Filmin genel künyesine bakıldığında, Muğla'nın bir köyünde seneler önce gerçekleşmiş bir olayın perdeye uyarlandığını görüyoruz. Cinler tarafından korunan bir defineyi ele geçirdikten sonra anlaşmaya bağlı kalmayarak ortağını lanetleyen ve cini öldürerek köyü terk eden bir adamın sebep olduğu lanetin hikayesi. Bu olaydan sonra hiçbir şey eskisi gibi olmuyor, köye ve köylülere gelen belalar köyün tamamen boşaltılarak isminin de değiştirilmesine neden oluyor ve Karacadağ da böyle bir olayı asla serisine dahil etmekten geri duramayacağı için, büyük oranda olaylara bağlı kalarak, bazı gerçek fotoğrafları ve gerçek mekanları, her ne kadar bunu kanıtlayamayacak olsak da bazı gerçek sesleri de dahil ederek filmi çekiyor.

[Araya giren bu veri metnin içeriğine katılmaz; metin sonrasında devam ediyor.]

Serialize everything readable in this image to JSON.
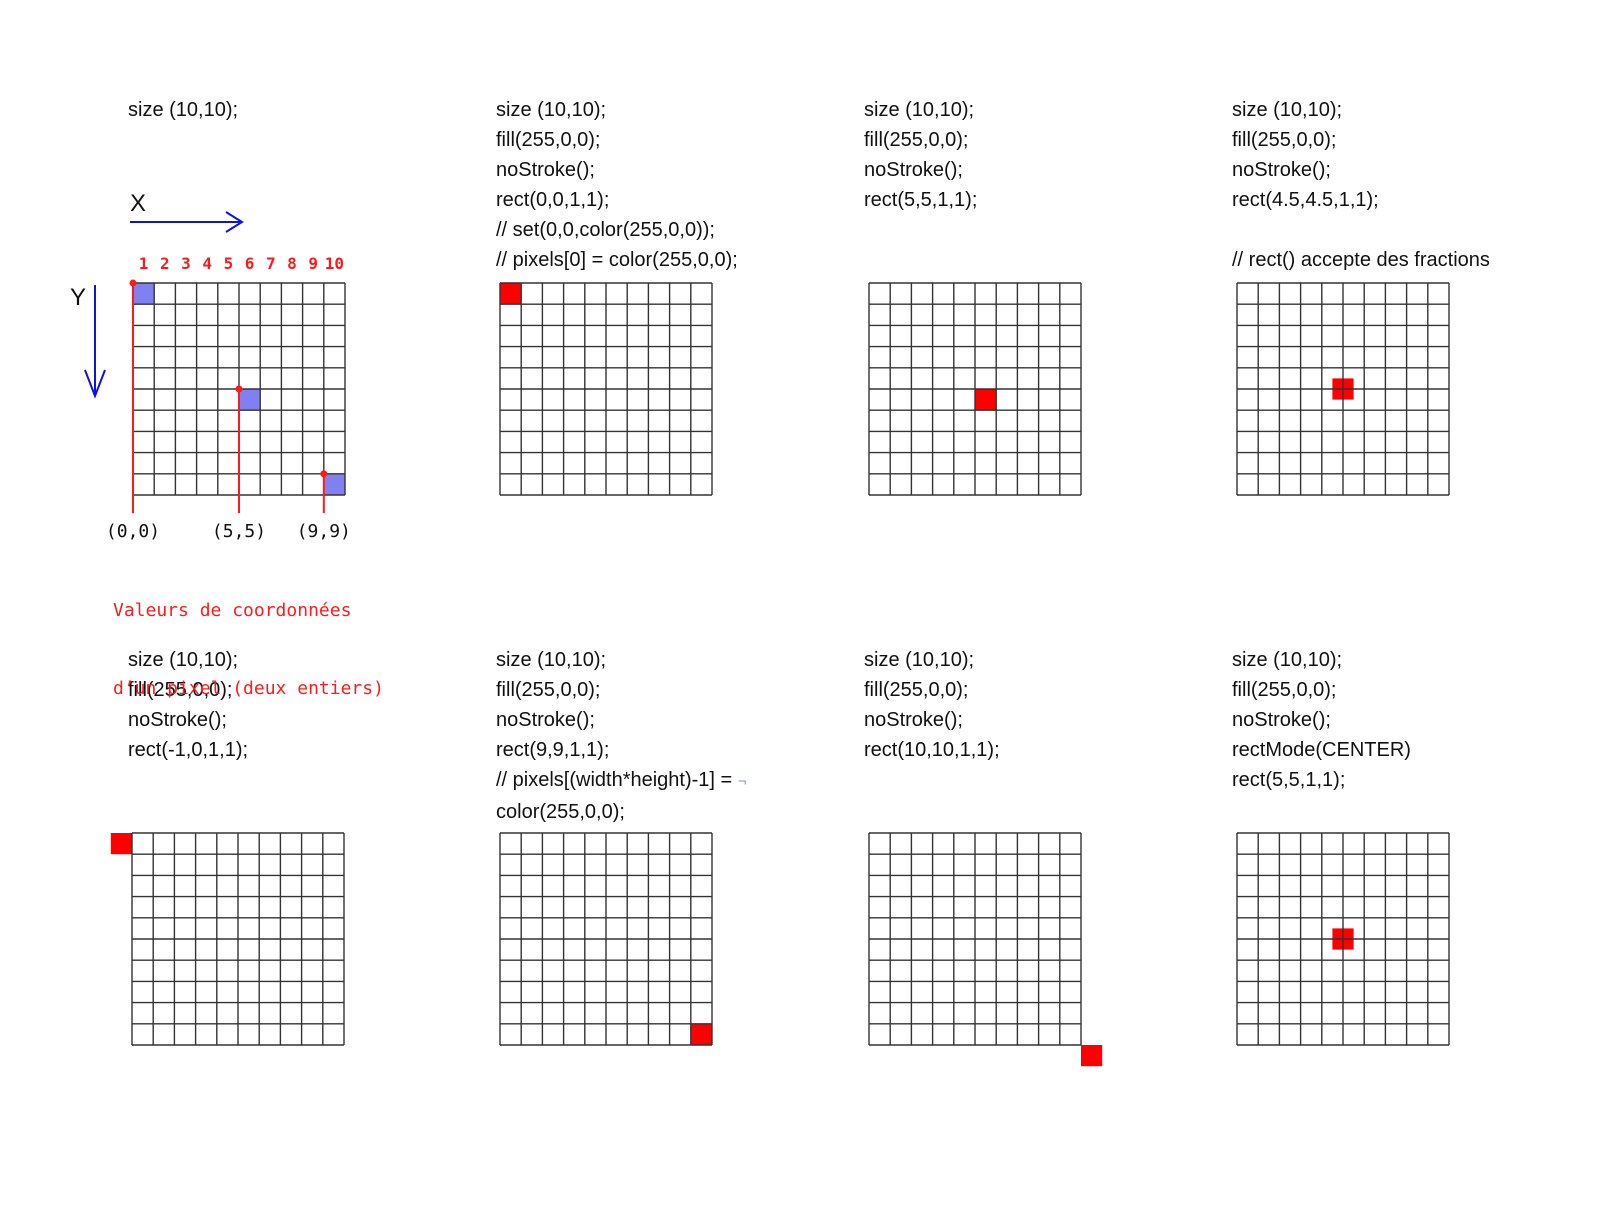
{
  "panels": [
    {
      "id": "p1",
      "code": [
        "size (10,10);"
      ],
      "cells": [],
      "axes": {
        "x_label": "X",
        "y_label": "Y",
        "col_numbers": [
          "1",
          "2",
          "3",
          "4",
          "5",
          "6",
          "7",
          "8",
          "9",
          "10"
        ],
        "points": [
          {
            "col": 0,
            "row": 0,
            "label": "(0,0)"
          },
          {
            "col": 5,
            "row": 5,
            "label": "(5,5)"
          },
          {
            "col": 9,
            "row": 9,
            "label": "(9,9)"
          }
        ],
        "caption": [
          "Valeurs de coordonnées",
          "d’un pixel (deux entiers)"
        ]
      }
    },
    {
      "id": "p2",
      "code": [
        "size (10,10);",
        "fill(255,0,0);",
        "noStroke();",
        "rect(0,0,1,1);",
        "// set(0,0,color(255,0,0));",
        "// pixels[0] = color(255,0,0);"
      ],
      "cells": [
        {
          "x": 0,
          "y": 0,
          "w": 1,
          "h": 1
        }
      ]
    },
    {
      "id": "p3",
      "code": [
        "size (10,10);",
        "fill(255,0,0);",
        "noStroke();",
        "rect(5,5,1,1);"
      ],
      "cells": [
        {
          "x": 5,
          "y": 5,
          "w": 1,
          "h": 1
        }
      ]
    },
    {
      "id": "p4",
      "code": [
        "size (10,10);",
        "fill(255,0,0);",
        "noStroke();",
        "rect(4.5,4.5,1,1);",
        "",
        "// rect() accepte des fractions"
      ],
      "cells": [
        {
          "x": 4.5,
          "y": 4.5,
          "w": 1,
          "h": 1
        }
      ]
    },
    {
      "id": "p5",
      "code": [
        "size (10,10);",
        "fill(255,0,0);",
        "noStroke();",
        "rect(-1,0,1,1);"
      ],
      "cells": [
        {
          "x": -1,
          "y": 0,
          "w": 1,
          "h": 1
        }
      ]
    },
    {
      "id": "p6",
      "code": [
        "size (10,10);",
        "fill(255,0,0);",
        "noStroke();",
        "rect(9,9,1,1);",
        "// pixels[(width*height)-1] = ",
        "color(255,0,0);"
      ],
      "line_continuation_mark": "¬",
      "cells": [
        {
          "x": 9,
          "y": 9,
          "w": 1,
          "h": 1
        }
      ]
    },
    {
      "id": "p7",
      "code": [
        "size (10,10);",
        "fill(255,0,0);",
        "noStroke();",
        "rect(10,10,1,1);"
      ],
      "cells": [
        {
          "x": 10,
          "y": 10,
          "w": 1,
          "h": 1
        }
      ]
    },
    {
      "id": "p8",
      "code": [
        "size (10,10);",
        "fill(255,0,0);",
        "noStroke();",
        "rectMode(CENTER)",
        "rect(5,5,1,1);"
      ],
      "cells": [
        {
          "x": 4.5,
          "y": 4.5,
          "w": 1,
          "h": 1
        }
      ]
    }
  ],
  "grid_size": 10,
  "colors": {
    "fill_red": "#ff0000",
    "axis_blue": "#1010e0",
    "marker_red": "#ff1a1a",
    "pixel_blue": "#8080f0",
    "grid": "#333333"
  }
}
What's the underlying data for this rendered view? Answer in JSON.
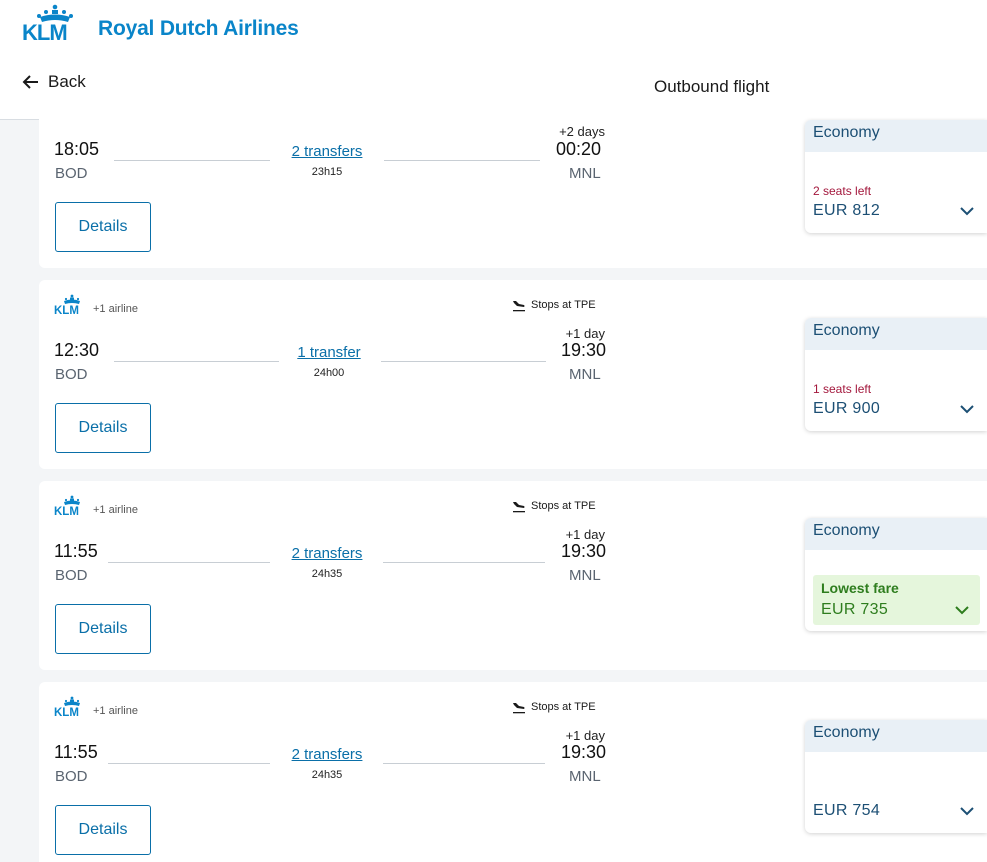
{
  "header": {
    "brand": "Royal Dutch Airlines",
    "back_label": "Back",
    "title": "Outbound flight"
  },
  "colors": {
    "brand_blue": "#0a85c9",
    "link_blue": "#0a6fa8",
    "fare_text": "#1c4f74",
    "seats_warning": "#a3173c",
    "lowest_fare_green": "#2e7d1e",
    "lowest_fare_bg": "#e5f6dc"
  },
  "flights": [
    {
      "dep_time": "18:05",
      "dep_code": "BOD",
      "arr_time": "00:20",
      "arr_code": "MNL",
      "day_offset": "+2 days",
      "transfers": "2 transfers",
      "duration": "23h15",
      "details_label": "Details",
      "fare_class": "Economy",
      "seats_left": "2 seats left",
      "price": "EUR 812"
    },
    {
      "airline_extra": "+1 airline",
      "stops": "Stops at TPE",
      "dep_time": "12:30",
      "dep_code": "BOD",
      "arr_time": "19:30",
      "arr_code": "MNL",
      "day_offset": "+1 day",
      "transfers": "1 transfer",
      "duration": "24h00",
      "details_label": "Details",
      "fare_class": "Economy",
      "seats_left": "1 seats left",
      "price": "EUR 900"
    },
    {
      "airline_extra": "+1 airline",
      "stops": "Stops at TPE",
      "dep_time": "11:55",
      "dep_code": "BOD",
      "arr_time": "19:30",
      "arr_code": "MNL",
      "day_offset": "+1 day",
      "transfers": "2 transfers",
      "duration": "24h35",
      "details_label": "Details",
      "fare_class": "Economy",
      "lowest_label": "Lowest fare",
      "price": "EUR 735"
    },
    {
      "airline_extra": "+1 airline",
      "stops": "Stops at TPE",
      "dep_time": "11:55",
      "dep_code": "BOD",
      "arr_time": "19:30",
      "arr_code": "MNL",
      "day_offset": "+1 day",
      "transfers": "2 transfers",
      "duration": "24h35",
      "details_label": "Details",
      "fare_class": "Economy",
      "price": "EUR 754"
    }
  ]
}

Filmde doktor Ebru Karaduman doktora tez çalışması için, çözülememiş bir cin vakasının aslında bazı psikolojik teşhislerle açıklanabileceğini kanıtlamak amacıyla tıbbi süreçlerden geçip de başarılı olunamamış bir vaka arayışında. Bu çalışma için Faruk Hoca'yı buluyor ve birkaç çalışmasını inceleyip, tez çalışmasında birlikte çalışabileceği nitelikte biri olduğuna zar zor emin olunca da, filmin başından sonuna kadar gördüğümüz son derece materyalist bir bakış açısıyla hocayı sık sık köşeye sıkıştırıp kendi tezini kanıtlamaya çalışıyor. Bunun için de kendi tanıdığı, aynı zamanda neredeyse hiç ayak basmadığı köydeki çocukluk arkadaşı olan Kübra'nın başında olan musallat vakasını seçerek hocayı da alarak Muğla/Köyceğiz'e doğru yola çıkıyor. Bu noktaya kadar hoca ve doktor arasında geçen diyaloglar en başından filmin sanılanın aksine sıradan bir cin vakası olmayacağını bize gösteriyor çünkü hoca hiç de yaygın olarak varılmış olan kanının aksine parayla cin davalarına bakan ve insanları sömüren "sarıklı" üç kağıtçının teki değil. Bilakis en az doktor Ebru kadar bilgisi olan entelektüel denebilecek bir insan. Hocanın yaklaşık Ebru yaşlarında seçilmesi de yine yaşlı hoca klişesini yıkmak adına önemli bir adım niteliğinde.
İki karakterimiz, korku filmlerine ilişkin birtakım gerilimli olaylar yaşadıktan sonra gece yarısı Kübra'nın ailesiyle yaşadığı, ablası Esra ve annesi Refika'nın olduğu eski ve ihtişamlı bir konağa geliyorlar. Hoşbeşten sonra, yemek sonrası izletilen kına gecesi kasedindeki dehşet görüntüleriyle birlikte konunun içine dahil oluyoruz. Kübra kına gecesinde kocasını doğruyor ve yaptığı çoğu şeyi hatırlamadığı için senelerce akıl hastanesinde tedavi görüyor. Tüm bu süreçte Karacadağ'ın bayıldığı bir metafor olan şifreli rakam imgelerinden "7175" sürekli karşımıza çıkıp duruyor. Faruk Hoca kendince faydalı olacağına inandığı pek çok yöntem uygulayıp sadece geçici sonuçlar alıp da Ebru ile sürekli çatışınca olayın içine tümüyle girip boyundan büyük işlere kalkışıyor ve 7175'in anlamını çözmeden Kübra'ya musallat olan cini öldürme ve gömme gibi faaliyetlere kalkıyor. Her seferinde bir öncekinden daha büyük hatalar yapan Faruk Hoca, engin bilgisine rağmen birden fazla masum insanın/varlığın ölümüne neden oluyor.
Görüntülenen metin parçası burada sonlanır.